Candidate T-Shirts: Electioneering or Free Speech?
Pennsylvania is fighting over rules banning the wear of campaign clothing at the polling booth.
Sue Nace thought election volunteers were joking when they told her she would have to remove her T-shirt to vote in the presidential primary last spring. But it was no laughing matter to the poll workers-turned-fashion police, who said Nace’s Obama shirt was inappropriate electioneering — and made her cover the writing before casting a ballot.
Now, a political fight over what voters can wear to the polls is headed to court in Pennsylvania — with the Republican Party favoring a dress code and Democrats opposed. To the GOP, the lack of rules could open the door to all kinds of questionable displays — even, one Republican leader suggested, something as outlandish as a musical hat. To the Democrats, voters should be free to express themselves. They fear a dress code could scare away some new voters.
But two Pittsburgh-area elections officials sued to have the memo rescinded. Their lawsuit warned that if the memo stands, “nothing would prevent a partisan group from synchronizing a battalion of like-minded individuals … to descend on a polling place, presenting a domineering, united front, certain to dissuade the average citizen who may privately hold different beliefs.”

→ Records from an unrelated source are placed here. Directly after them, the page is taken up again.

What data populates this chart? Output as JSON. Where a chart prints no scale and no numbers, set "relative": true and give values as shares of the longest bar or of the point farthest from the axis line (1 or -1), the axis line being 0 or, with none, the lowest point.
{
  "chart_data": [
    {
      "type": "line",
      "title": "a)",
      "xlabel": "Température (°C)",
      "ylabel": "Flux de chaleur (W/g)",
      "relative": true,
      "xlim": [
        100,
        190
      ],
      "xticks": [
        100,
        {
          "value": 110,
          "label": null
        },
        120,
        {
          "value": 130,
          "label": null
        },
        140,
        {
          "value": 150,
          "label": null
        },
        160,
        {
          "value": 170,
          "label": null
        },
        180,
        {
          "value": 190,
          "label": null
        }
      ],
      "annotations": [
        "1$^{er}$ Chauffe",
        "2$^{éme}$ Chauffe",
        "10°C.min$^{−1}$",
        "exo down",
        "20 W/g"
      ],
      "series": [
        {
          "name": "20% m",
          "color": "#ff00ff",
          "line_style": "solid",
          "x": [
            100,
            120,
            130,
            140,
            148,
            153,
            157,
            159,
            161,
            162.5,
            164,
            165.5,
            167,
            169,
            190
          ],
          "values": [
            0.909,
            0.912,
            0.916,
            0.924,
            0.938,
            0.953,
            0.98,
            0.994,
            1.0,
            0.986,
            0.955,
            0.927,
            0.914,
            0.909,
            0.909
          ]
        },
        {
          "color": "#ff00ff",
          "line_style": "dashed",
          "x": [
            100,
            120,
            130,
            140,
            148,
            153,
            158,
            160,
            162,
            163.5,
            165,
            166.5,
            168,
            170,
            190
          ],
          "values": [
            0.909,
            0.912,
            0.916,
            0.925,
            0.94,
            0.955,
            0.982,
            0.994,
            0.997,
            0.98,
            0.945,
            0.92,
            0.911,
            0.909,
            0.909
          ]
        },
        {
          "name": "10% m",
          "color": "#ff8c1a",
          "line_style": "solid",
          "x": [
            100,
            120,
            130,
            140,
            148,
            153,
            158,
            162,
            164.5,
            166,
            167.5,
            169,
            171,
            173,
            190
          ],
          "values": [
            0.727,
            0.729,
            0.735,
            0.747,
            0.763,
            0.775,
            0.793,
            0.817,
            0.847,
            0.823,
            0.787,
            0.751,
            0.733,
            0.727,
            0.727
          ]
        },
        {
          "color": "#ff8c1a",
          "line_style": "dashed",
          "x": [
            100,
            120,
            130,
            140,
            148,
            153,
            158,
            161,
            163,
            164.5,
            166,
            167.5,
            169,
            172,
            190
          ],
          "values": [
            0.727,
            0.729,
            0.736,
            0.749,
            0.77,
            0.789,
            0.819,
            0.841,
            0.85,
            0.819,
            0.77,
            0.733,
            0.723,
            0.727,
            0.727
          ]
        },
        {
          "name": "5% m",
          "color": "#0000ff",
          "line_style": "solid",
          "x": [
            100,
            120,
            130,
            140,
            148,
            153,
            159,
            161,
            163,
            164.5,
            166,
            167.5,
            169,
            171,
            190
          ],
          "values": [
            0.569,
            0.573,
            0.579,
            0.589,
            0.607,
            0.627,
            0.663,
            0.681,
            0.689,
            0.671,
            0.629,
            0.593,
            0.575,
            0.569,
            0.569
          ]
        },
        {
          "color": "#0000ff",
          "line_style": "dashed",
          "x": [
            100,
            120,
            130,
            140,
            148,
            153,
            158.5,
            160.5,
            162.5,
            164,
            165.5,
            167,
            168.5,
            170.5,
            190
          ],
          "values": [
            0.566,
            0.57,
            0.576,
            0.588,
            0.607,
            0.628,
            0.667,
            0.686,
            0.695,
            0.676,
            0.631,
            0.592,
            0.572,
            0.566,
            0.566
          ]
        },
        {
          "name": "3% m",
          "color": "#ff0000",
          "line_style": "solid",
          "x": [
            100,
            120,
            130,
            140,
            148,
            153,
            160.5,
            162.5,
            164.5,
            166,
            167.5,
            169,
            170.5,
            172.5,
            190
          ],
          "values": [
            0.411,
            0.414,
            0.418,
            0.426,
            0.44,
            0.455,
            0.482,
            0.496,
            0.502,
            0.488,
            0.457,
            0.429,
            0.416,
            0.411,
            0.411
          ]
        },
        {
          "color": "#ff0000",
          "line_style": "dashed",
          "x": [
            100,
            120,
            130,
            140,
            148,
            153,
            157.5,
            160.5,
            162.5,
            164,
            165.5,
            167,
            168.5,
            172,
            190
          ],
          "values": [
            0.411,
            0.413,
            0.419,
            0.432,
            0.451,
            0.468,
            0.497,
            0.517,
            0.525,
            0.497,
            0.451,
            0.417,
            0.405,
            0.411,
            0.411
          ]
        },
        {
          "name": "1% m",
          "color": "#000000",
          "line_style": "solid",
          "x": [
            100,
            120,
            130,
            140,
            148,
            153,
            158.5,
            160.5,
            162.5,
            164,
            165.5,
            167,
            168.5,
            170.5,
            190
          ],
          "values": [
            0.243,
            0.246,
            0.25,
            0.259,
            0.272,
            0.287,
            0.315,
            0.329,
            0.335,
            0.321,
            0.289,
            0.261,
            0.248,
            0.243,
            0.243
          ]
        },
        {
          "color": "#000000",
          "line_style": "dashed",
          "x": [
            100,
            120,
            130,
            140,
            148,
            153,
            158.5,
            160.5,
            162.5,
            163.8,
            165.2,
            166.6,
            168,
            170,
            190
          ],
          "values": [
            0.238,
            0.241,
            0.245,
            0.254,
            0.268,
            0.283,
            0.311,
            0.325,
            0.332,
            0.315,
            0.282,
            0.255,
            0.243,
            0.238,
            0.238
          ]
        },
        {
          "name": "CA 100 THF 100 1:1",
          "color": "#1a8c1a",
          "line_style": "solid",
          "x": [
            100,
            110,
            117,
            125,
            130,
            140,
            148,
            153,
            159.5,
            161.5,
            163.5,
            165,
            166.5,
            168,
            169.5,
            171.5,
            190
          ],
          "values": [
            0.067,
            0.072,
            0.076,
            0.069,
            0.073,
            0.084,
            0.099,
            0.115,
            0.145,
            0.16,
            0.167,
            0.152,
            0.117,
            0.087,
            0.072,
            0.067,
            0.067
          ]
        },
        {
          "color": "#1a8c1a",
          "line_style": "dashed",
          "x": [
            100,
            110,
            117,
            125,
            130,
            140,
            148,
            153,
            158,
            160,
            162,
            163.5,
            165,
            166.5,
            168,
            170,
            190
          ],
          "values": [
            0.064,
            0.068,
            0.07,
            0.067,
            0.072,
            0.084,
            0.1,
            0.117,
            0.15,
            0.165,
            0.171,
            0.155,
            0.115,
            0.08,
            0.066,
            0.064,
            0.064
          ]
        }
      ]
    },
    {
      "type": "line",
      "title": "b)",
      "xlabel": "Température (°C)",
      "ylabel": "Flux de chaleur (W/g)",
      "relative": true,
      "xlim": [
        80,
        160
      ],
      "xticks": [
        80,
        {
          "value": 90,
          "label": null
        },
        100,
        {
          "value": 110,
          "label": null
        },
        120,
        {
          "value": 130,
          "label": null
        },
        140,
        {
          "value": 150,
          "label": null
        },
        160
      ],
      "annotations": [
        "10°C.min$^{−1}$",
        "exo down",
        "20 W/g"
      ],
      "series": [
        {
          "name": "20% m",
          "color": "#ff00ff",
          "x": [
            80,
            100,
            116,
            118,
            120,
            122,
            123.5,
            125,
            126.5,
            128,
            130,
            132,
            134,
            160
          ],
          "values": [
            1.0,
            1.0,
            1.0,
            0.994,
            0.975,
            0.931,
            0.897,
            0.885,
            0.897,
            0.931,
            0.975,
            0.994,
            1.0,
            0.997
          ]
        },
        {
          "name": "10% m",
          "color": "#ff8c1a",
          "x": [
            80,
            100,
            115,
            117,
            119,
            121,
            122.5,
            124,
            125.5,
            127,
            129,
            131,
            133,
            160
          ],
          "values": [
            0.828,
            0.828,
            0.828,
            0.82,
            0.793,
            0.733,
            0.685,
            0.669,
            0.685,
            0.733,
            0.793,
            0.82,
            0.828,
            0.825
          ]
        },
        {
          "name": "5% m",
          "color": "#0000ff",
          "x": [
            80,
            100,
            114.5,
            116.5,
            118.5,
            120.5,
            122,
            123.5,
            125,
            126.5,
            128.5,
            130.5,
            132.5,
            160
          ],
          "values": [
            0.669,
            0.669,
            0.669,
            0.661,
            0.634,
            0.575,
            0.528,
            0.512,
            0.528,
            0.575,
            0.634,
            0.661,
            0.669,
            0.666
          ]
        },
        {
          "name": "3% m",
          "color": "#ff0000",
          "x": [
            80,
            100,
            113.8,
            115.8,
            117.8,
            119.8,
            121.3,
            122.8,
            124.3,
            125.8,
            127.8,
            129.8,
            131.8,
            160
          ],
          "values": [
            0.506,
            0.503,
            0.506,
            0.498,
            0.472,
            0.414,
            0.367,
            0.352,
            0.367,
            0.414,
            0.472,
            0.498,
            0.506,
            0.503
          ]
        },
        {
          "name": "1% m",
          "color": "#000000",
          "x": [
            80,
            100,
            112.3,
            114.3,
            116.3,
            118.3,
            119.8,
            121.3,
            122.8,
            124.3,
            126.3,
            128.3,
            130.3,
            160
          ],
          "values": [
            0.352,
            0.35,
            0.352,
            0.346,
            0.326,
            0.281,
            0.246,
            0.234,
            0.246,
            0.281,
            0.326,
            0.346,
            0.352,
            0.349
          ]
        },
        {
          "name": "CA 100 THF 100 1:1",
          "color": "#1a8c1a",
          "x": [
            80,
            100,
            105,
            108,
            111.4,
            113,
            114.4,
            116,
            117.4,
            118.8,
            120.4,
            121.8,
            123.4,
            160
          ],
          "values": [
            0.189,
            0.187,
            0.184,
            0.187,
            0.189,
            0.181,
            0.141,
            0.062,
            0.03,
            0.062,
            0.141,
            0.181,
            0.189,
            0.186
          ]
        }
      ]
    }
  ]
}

I’ve long been dubious of these sort of electioneering rules, never understanding precisely what public interest was so great as to justify overturning people’s right to free speech. How many people really show up at the voting booth prepared to vote for Candidate A but wind up voting instead for Candidate B because they happened to see a sign 97 feet from the door? It seems to me we’d be far better off figuring out how to keep people that stupid and impressionable from voting, period, rather than trying to priviledge their latest whim as somehow binding.